HANNAH, C.J., CORBIN AND WILLS, JJ., dissent.

. Mickles had originally requested a ten-year sentence reduction.

. We note that a circuit court’s authority to modify a defendant's sentence is an issue of subject-matter jurisdiction that may be raised by a reviewing court sua sponte. Gavin v. State, 354 Ark. 425, 125 S.W.3d 189 (2003). Thus, a trial court's loss of jurisdiction over a defendant cannot be waived, and a circuit court may not modify a valid sentence once execution of the sentence has begun. Id.; Lambert v. State, 286 Ark. 408, 692 S.W.2d 238 (1985). Moreover, our court has repeatedly held that the grant of a writ of error coram nobis only affords one remedy. — a new trial. See, e.g., Anderson v. State, 352 Ark. 36, 98 S.W.3d 403 (2003); Penn v. State, 282 Ark. 571, 573, 670 S.W.2d 426, 428 (1984). Despite this clear precedent, Mickles’s defense attorney filed a petition for writ of error co-ram nobis, the prosecutor waived all objections, and the circuit judge agreed to "grant whatever you — all agree to.” Because the attorneys and the circuit judge abdicated their respective responsibilities as officers of the court, we refer this matter to the Committee on Professional Conduct and the Judicial Discipline and Disability Commission for review.

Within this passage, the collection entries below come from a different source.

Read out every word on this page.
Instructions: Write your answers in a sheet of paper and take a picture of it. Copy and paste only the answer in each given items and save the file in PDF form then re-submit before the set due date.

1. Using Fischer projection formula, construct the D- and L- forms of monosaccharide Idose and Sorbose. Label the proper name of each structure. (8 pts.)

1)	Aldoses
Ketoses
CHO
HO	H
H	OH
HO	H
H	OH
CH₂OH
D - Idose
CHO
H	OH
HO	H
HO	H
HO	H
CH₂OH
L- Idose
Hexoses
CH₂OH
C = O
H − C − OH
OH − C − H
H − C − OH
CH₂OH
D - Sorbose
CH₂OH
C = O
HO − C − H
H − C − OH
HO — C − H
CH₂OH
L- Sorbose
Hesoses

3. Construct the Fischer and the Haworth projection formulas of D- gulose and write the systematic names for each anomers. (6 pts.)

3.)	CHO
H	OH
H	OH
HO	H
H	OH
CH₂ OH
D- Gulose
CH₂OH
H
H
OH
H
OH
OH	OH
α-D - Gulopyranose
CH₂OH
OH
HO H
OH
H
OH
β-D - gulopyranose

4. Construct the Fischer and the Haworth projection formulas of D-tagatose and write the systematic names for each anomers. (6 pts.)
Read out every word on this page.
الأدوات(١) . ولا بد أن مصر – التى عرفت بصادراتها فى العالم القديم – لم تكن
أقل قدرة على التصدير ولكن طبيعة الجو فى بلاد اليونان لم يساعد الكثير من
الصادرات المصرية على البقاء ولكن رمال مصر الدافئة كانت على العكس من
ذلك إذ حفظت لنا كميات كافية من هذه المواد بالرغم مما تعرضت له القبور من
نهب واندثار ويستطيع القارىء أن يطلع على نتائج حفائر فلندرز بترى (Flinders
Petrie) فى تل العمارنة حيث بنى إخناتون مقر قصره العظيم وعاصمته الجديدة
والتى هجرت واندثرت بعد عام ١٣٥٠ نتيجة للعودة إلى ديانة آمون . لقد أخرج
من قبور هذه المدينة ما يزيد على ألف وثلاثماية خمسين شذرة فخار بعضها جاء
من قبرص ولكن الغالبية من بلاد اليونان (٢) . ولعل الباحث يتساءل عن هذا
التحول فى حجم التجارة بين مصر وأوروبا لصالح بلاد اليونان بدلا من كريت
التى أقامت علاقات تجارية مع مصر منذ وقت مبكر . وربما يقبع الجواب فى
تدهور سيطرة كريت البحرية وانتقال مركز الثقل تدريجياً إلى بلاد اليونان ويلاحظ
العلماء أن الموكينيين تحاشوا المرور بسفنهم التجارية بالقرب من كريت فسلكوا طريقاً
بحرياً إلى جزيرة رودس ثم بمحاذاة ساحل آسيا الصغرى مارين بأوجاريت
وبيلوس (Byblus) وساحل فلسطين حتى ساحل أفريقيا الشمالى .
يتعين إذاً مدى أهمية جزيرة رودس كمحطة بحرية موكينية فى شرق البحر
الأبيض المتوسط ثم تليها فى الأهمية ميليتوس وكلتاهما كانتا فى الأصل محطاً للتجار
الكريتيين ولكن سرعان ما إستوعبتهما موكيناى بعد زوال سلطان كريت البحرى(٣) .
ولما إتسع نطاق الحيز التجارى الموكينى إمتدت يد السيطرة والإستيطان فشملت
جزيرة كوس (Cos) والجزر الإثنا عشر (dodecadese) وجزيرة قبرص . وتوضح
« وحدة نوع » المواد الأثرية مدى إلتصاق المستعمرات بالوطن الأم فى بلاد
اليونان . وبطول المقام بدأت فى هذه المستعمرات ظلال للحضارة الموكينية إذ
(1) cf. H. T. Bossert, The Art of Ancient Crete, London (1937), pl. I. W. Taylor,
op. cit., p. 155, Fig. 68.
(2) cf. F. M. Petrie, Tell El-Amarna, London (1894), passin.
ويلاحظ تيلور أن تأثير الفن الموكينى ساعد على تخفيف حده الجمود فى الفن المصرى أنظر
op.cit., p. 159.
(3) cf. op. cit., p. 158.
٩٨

. Instead of addressing Appellant’s argument on appeal, the dissenting opinions directly attack the circuit court's reduction of Mick-les's prison sentence in a separate case. Moreover, despite the fact that the circuit court clearly had subject-matter jurisdiction to entertain Mickles’s petition for writ of error coram nobis in her case at the time Appellant’s motion to suppress was denied in his case, Justice Wills cites Urich v. State, 293 Ark. 246, 737 S.W.2d 155 (1987), in her dissent as support for the proposition that a circuit court’s lack of subject-matter jurisdiction is subject to collateral attack. Yet, the Urich case involved a defendant who sought to collaterally attack his own conviction, not that of another, in a separate case. In essence, the dissenting opinions propose a sua sponte review of a case that is not before us.

.We also note that, both below and on appeal, Appellant argues that the circuit court violated his rights to due process and equal protection by denying his motion to suppress and allowing Mickles to testify. Appellant failed to obtain a specific ruling on his constitutional arguments so they are not preserved for appellate review. Raymond v. State, 354 Ark. 157, 118 S.W.3d 567 (2003). In any event, because Appellant failed to adequately develop these constitutional challenges on appeal, we decline to address them now. See, e.g., State v. Harris, 372 Ark. 492, 277 S.W.3d 568 (2008).